HMS Hermes was sold to India in 1986 after three decades of service with the Royal Navy and she served as the Indian Navy’s leading warship until 2017.

The carrier was decommissioned and was eventually sold to Shri Ram Shipping.

There had been proposals from several state governments in India to purchase the ship and turn her into a museum, but they did not come to fruition.

She was then sold by online auction.

The carrier was laid down by Vickers-Armstrong at Barrow-in-Furness during the Second World War and was due to be called HMS Elephant, however construction was suspended in 1945 before being resumed in 1952. She remained unfinished until 1957.

HMS Hermes entered service with the Royal Navy in 1959 and had a nearly 60-year career first with Britain and then India before she was decommissioned in 2017.

During her time with the Indian Navy, the warship spent 2,250 days at sea and sailed 588,288 nautical miles.

Hermes was deployed as INS Viraat on peacekeeping missions in Sri Lanka in 1988 and the Kargil War in 1999.

Soon after she was decommissioned, plans had emerged for her to be transformed into a floating museum of luxury £90m hotel.
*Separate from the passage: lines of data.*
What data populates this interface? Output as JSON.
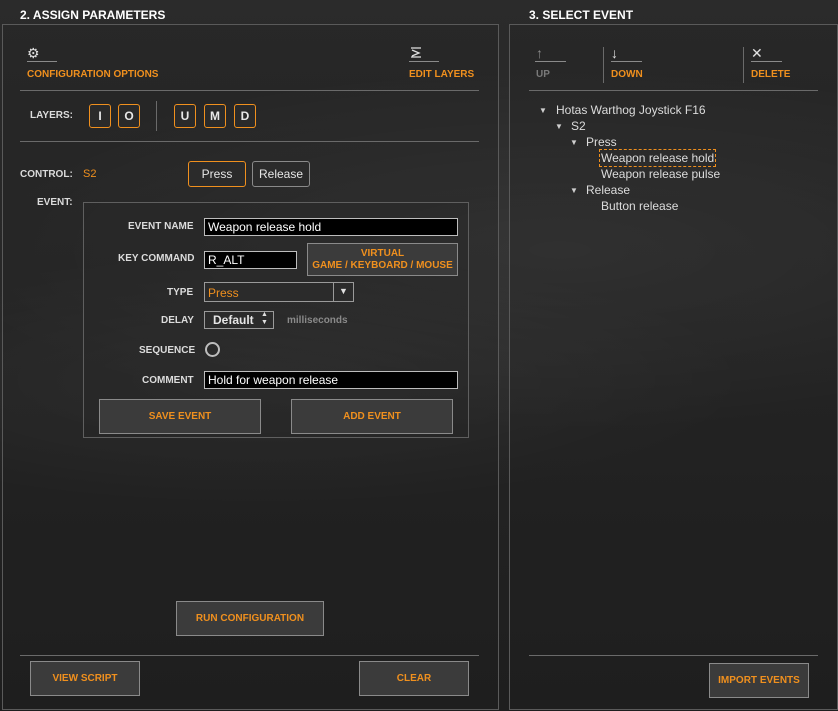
{
  "left_panel": {
    "title": "2. ASSIGN PARAMETERS",
    "config_options_label": "CONFIGURATION OPTIONS",
    "edit_layers_label": "EDIT LAYERS",
    "layers_label": "LAYERS:",
    "layers_group1": [
      "I",
      "O"
    ],
    "layers_group2": [
      "U",
      "M",
      "D"
    ],
    "control_label": "CONTROL:",
    "control_value": "S2",
    "press_label": "Press",
    "release_label": "Release",
    "event_label": "EVENT:",
    "event": {
      "event_name_label": "EVENT NAME",
      "event_name_value": "Weapon release hold",
      "key_command_label": "KEY COMMAND",
      "key_command_value": "R_ALT",
      "virtual_button_line1": "VIRTUAL",
      "virtual_button_line2": "GAME / KEYBOARD / MOUSE",
      "type_label": "TYPE",
      "type_value": "Press",
      "delay_label": "DELAY",
      "delay_value": "Default",
      "delay_unit": "milliseconds",
      "sequence_label": "SEQUENCE",
      "comment_label": "COMMENT",
      "comment_value": "Hold for weapon release",
      "save_event_label": "SAVE EVENT",
      "add_event_label": "ADD EVENT"
    },
    "run_configuration_label": "RUN CONFIGURATION",
    "view_script_label": "VIEW SCRIPT",
    "clear_label": "CLEAR"
  },
  "right_panel": {
    "title": "3. SELECT EVENT",
    "up_label": "UP",
    "down_label": "DOWN",
    "delete_label": "DELETE",
    "tree": {
      "root": "Hotas Warthog Joystick F16",
      "control": "S2",
      "press_group": "Press",
      "press_items": [
        "Weapon release hold",
        "Weapon release pulse"
      ],
      "release_group": "Release",
      "release_items": [
        "Button release"
      ]
    },
    "import_events_label": "IMPORT EVENTS"
  },
  "icons": {
    "config": "gear-icon",
    "edit_layers": "layers-edit-icon",
    "up": "arrow-up-icon",
    "down": "arrow-down-icon",
    "delete": "close-icon"
  },
  "colors": {
    "accent": "#f0901e",
    "background": "#262626"
  }
}
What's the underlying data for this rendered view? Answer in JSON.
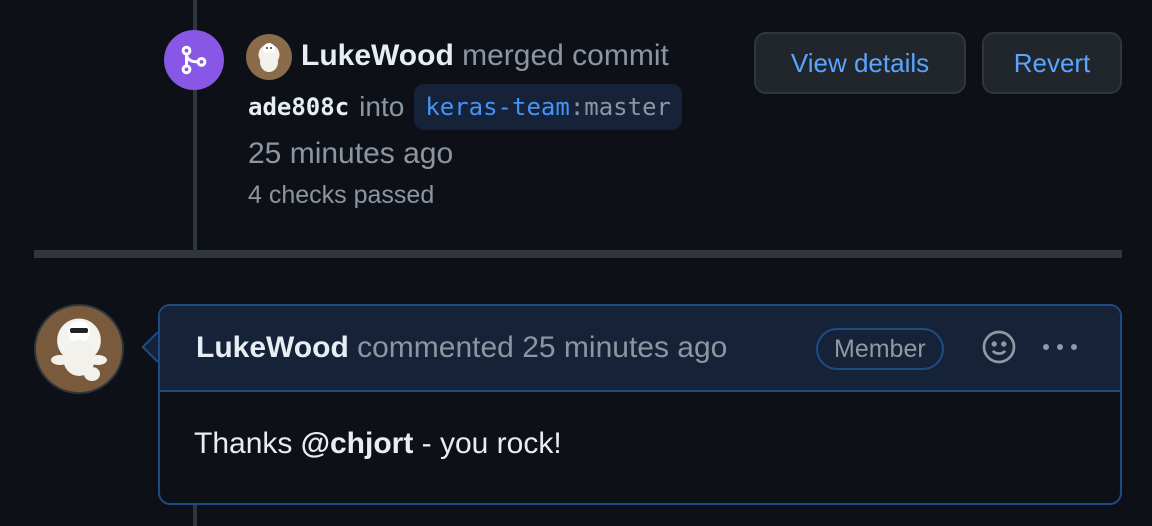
{
  "merge_event": {
    "icon": "git-merge-icon",
    "author": "LukeWood",
    "action": "merged commit",
    "sha": "ade808c",
    "into": "into",
    "branch_repo": "keras-team",
    "branch_sep": ":",
    "branch_name": "master",
    "time": "25 minutes ago",
    "checks": "4 checks passed",
    "view_details_label": "View details",
    "revert_label": "Revert"
  },
  "comment": {
    "author": "LukeWood",
    "action": "commented",
    "time": "25 minutes ago",
    "badge": "Member",
    "body_prefix": "Thanks ",
    "mention": "@chjort",
    "body_suffix": " - you rock!",
    "emoji_icon": "smiley-icon",
    "more_icon": "kebab-horizontal-icon"
  },
  "colors": {
    "background": "#0d1117",
    "merge_purple": "#8957e5",
    "link_blue": "#58a6ff",
    "comment_border": "#1f4b84"
  }
}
But ultimately both proposals failed to gain any traction.

In the UK, Cornish businessman Andy Trish – who was a young naval airman on board the aircraft carrier during the Falklands War in 1982 – put forward a £20m bid to bring the ship back to the UK and turn her into a ‘living museum’.

In January Tory MEP David Campbell Bannerman claimed prime minister Boris Johnson had intervened to save the ship from scrap.